The spinal cord is made up of large bones called vertebrae that stack on top of one another and are separated by spinal discs. They overlap at the back to form facet joints and together the vertebrae form a channel, the spinal canal, through which the spinal cord runs. This canal is normally comfortably wide enough to allow the spinal cord plenty of room.


spinal canal and vertebra
Vertebra showing the spinal canal which can become smaller with cervical spinal stenosis and may lead to cervical myelopathy




Anything that causes a reduction in the amount of space available to the spinal cord can cause cervical myelopathy. However, there are some common causes:

Cervical spinal stenosis 

Not all spinal stenosis causes cervical myelopathy, many people have spinal canal stenosis and don’t have serious problems, it only becomes a worry if the spinal cord becomes compressed leading to changes in the nervous system.

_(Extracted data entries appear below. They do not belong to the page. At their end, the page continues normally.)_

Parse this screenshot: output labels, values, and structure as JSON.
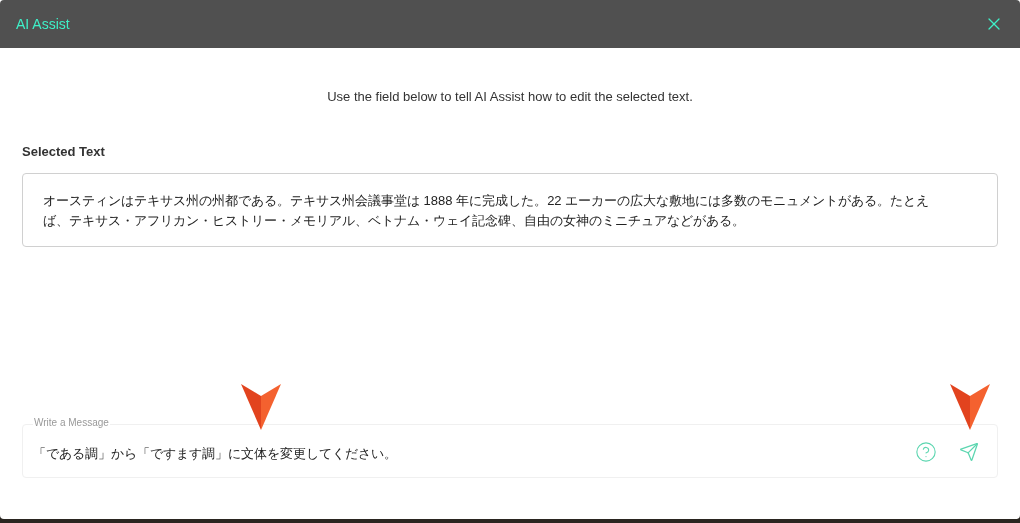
{
  "dialog": {
    "title": "AI Assist"
  },
  "instruction": "Use the field below to tell AI Assist how to edit the selected text.",
  "selected_text": {
    "label": "Selected Text",
    "value": "オースティンはテキサス州の州都である。テキサス州会議事堂は 1888 年に完成した。22 エーカーの広大な敷地には多数のモニュメントがある。たとえば、テキサス・アフリカン・ヒストリー・メモリアル、ベトナム・ウェイ記念碑、自由の女神のミニチュアなどがある。"
  },
  "message": {
    "label": "Write a Message",
    "value": "「である調」から「ですます調」に文体を変更してください。"
  }
}
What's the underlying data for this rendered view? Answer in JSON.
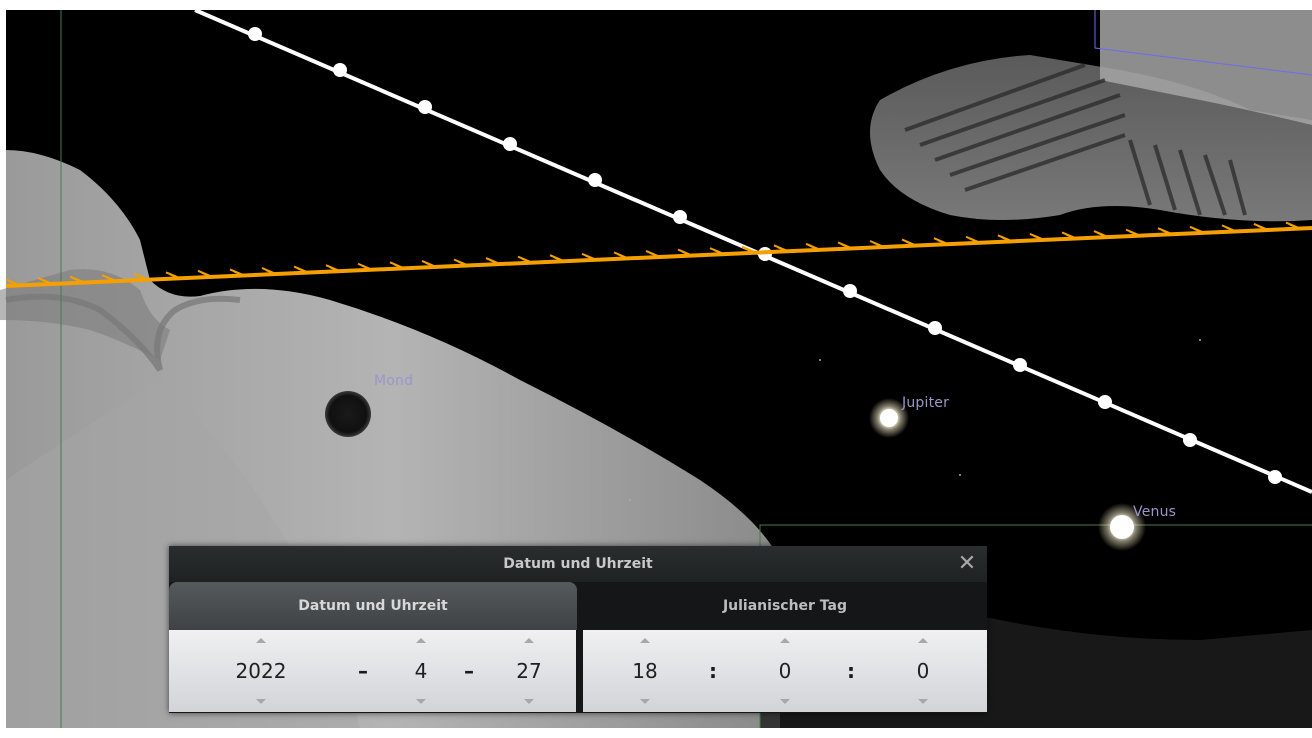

As we get older it is very common to get changes of age in the neck. These occur normally but in some people the process can cause unwelcome problems. As we age the body will often form new bone to compensate for a lifetime of use. These new bony growths are called osteophytes and they try to increase the stability of the area. Sometimes though, these osteophytes can creep into the space needed by the spinal cord and not leave it enough room. This can be worsened by a stiffening of the ligaments in the neck and occasionally by movement of one vertebra on another – called cervical spondylolisthesis.  Further problems can be caused by disc bulges. This narrowing of the spinal canal is called cervical spinal stenosis, in severe cases this can lead to the spinal cord becoming squashed.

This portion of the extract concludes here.